The footage is from a short docu piece that I’m working on about a local cemetery that’s in really bad shape. I read a story about it in the L.A. Times early last summer. Visuals of an ailing cemetery falling apart in the center of East Los Angeles started popping up in my mind. I could see the finished piece in my head even though I hadn’t gone to the location.
Usually, when images start popping up in my noggin, I know that I’m on to something and that I need to explore the possibility of setting up the shoot. So, I called the man responsible for the restoration of the cemetery and we agreed on a date to record the interview and b-roll.
That shoot happened eight long months go. In the interim, I’d like to say that “life happened.” But the truth is that sometimes it’s very hard for me to edit my own material. I see the mistakes, mostly. I have a feeling I’m not the only person in the history of the moving image who feels this way.
And so I had a realization the other day which helped me get through the edit. For the filmmaker/editor, the work is ultimately a subtractive process. It involves taking a bunch of “stuff” and removing extra “stuff.” In doing so, the gaps appear. This is when you don’t have everything you want. The project then begins to feel like a block of swiss cheese. You do whatever you can do to fill those holes – be it with b-roll, stills, VO, music, you name it.
However, the experience for the viewer is additive. They have never seen the material before. All the information is new and (hopefully) it is being experienced in real time. While mistakes and holes in the piece are usually easy to spot, the full breadth of what is missing will not likely be known.
In the best case scenario, as shooter and editor, I’ve done better than my best to plug the cheese and cut together the best story possible, given the footage. But other times, I know that it’s OK to let the mistakes show up, as long as it supports the story. Admittedly I have a few moments like that in the cemetery piece.
This cuts to the heart of the reason why I go after a passion project whenever I have the time. Shooting keeps me honed in on the production process. I also feel that, as an editor, I need to get out on set more often to see what’s happening. It’s very easy for editors to get stuck in the bay, frustrated when getting tossed a block of swiss cheese. What we don’t experience are the realities of life getting in the way of making everything perfect on set.

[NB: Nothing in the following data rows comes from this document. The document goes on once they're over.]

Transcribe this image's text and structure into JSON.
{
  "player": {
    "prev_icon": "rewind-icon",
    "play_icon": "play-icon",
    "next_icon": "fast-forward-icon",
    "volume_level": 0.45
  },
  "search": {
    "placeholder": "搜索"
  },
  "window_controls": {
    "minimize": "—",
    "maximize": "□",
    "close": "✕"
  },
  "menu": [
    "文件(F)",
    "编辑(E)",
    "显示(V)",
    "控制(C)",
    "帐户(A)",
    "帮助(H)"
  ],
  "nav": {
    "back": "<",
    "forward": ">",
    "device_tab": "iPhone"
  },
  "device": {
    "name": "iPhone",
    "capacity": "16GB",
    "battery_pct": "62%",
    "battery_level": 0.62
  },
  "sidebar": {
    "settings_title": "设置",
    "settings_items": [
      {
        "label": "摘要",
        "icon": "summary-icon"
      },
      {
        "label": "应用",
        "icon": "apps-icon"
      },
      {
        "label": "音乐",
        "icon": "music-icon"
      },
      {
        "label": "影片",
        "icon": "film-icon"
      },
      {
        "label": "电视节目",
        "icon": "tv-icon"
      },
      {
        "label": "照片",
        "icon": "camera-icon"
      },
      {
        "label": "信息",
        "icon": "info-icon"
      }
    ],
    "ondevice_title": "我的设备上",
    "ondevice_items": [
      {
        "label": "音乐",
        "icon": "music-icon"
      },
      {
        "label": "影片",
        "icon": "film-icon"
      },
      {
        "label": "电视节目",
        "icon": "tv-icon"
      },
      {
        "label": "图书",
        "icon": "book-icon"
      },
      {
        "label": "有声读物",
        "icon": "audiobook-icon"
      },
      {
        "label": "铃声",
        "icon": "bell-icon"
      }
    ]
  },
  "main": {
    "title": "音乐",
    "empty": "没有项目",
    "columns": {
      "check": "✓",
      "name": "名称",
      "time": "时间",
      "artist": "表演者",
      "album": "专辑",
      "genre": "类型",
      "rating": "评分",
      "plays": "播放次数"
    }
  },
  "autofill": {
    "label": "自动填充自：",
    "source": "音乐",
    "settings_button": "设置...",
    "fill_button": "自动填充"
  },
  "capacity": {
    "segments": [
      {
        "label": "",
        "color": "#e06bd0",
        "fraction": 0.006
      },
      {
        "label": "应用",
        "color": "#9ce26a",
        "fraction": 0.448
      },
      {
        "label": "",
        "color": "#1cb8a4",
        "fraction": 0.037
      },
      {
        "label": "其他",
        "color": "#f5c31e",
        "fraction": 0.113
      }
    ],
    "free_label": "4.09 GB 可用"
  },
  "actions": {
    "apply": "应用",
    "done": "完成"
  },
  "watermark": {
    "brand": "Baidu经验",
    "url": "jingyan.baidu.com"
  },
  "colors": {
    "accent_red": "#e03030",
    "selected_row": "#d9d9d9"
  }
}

In my opinion, editing should start in the camera or even before the shoot (with good planning). With logging data already able to be applied to footage as it’s being recorded or very shortly thereafter, now is a very exciting time to be an editor. The thing is, the editors know what they need best – not the camera manufacturers. Now is a very important time for the editors’ voices to be heard.
If there’s a way to transfer logging information on set then onto the footage at faster-than-ever rates, this will decrease the amount of time the editor needs to prep the footage. I see this as a good thing, because it allows the editor to begin working with a sorted library of material, almost instantly searchable.
I’m being purposefully vague about what these processes will be to get the footage logged before it gets to the editor because I don’t really know what will be invented next. But I am putting a lot of thought into it. As I’ve mentioned in previous posts, some of these tools are almost ready for primetime.
It’s going to be a very exciting couple of years. I think we’re going to see production and post merge in ways never before experienced.